Иногда мне передавали «заказ на вскрытие», распечатанный вторым, чаще молчавшим телетайпом. Он сообщал, что пациент, нуждавшийся в лекарстве, умер, поэтому пакет больше не понадобится. Если во время работы старший фармацевт стучал меня по плечу и передавал такую наклейку, я вставала, подходила к раковине, разрезала (или «вскрывала», отсюда и название) пакет и выливала его содержимое. Затем, на обратном пути, нужно было взять следующий заказ. Однажды «заказ на вскрытие» пришел для пакета пациента химиотерапии, чье имя я каждый день сама выуживала из списка. Я замерла и огляделась, чувствуя, что хотела бы отдать последний долг – да вот только кому?

Время шло, и моя вера в самое важное на свете дело начала сменяться ощущением бессмысленности всей нашей цепочки специалистов, которая поддерживала этот бесконечный ежедневный круговорот заказов и препаратов. С такого, намного более мрачного ракурса казалось, будто больница – лишь место, где людей изолируют и накачивают лекарствами, пока они либо не умрут, либо не выздоровеют. Только и всего. Нельзя никого исцелить. Можно только следовать рецепту, а потом ожидать, что получится.

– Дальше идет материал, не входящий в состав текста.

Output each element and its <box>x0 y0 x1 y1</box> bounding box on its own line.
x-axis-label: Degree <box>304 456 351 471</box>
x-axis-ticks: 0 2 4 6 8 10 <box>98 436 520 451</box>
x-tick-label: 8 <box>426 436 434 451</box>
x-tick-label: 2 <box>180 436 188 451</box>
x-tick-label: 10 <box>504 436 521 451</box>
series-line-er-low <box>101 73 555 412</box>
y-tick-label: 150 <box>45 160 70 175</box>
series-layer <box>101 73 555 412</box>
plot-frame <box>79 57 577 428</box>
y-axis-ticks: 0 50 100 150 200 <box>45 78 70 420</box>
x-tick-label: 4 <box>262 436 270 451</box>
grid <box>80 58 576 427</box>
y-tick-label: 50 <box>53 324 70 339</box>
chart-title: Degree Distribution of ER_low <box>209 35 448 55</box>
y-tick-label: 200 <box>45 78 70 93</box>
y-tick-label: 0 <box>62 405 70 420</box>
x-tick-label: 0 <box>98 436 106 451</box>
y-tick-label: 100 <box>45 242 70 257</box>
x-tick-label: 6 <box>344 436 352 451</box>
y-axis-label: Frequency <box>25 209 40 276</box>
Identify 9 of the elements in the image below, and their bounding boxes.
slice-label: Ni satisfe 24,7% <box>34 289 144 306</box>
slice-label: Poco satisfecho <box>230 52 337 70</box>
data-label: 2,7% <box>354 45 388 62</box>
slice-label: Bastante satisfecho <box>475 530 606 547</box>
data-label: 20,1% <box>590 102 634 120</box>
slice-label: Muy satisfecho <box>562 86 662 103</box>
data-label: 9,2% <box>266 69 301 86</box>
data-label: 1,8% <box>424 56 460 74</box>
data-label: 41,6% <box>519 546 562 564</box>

Как раз в тот момент, когда я достигла пика разочарования, один из преподавателей предложил мне долгосрочный контракт в своей лаборатории, где я могла учиться и работать одновременно. В одночасье у меня появилась финансовая возможность обеспечивать себя до самого выпуска. Так что я перестала спасать чужие жизни – вместо этого меня ждало спасение жизни собственной. Спасение от перспективы сойти с дистанции, вернуться домой и там связаться с каким-нибудь парнем. От свадьбы, сыгранной в провинциальном городке, и от неизбежных детей, которые, став старше, начнут ненавидеть меня за попытки реализовать через них свои амбиции. Вместо этого я выбрала долгий и одинокий путь взросления под потрепанным знаменем первооткрывателя, который хоть и не уповает уже на землю обетованную, но все еще надеется, что там, где он окажется в конце концов, будет лучше, чем здесь.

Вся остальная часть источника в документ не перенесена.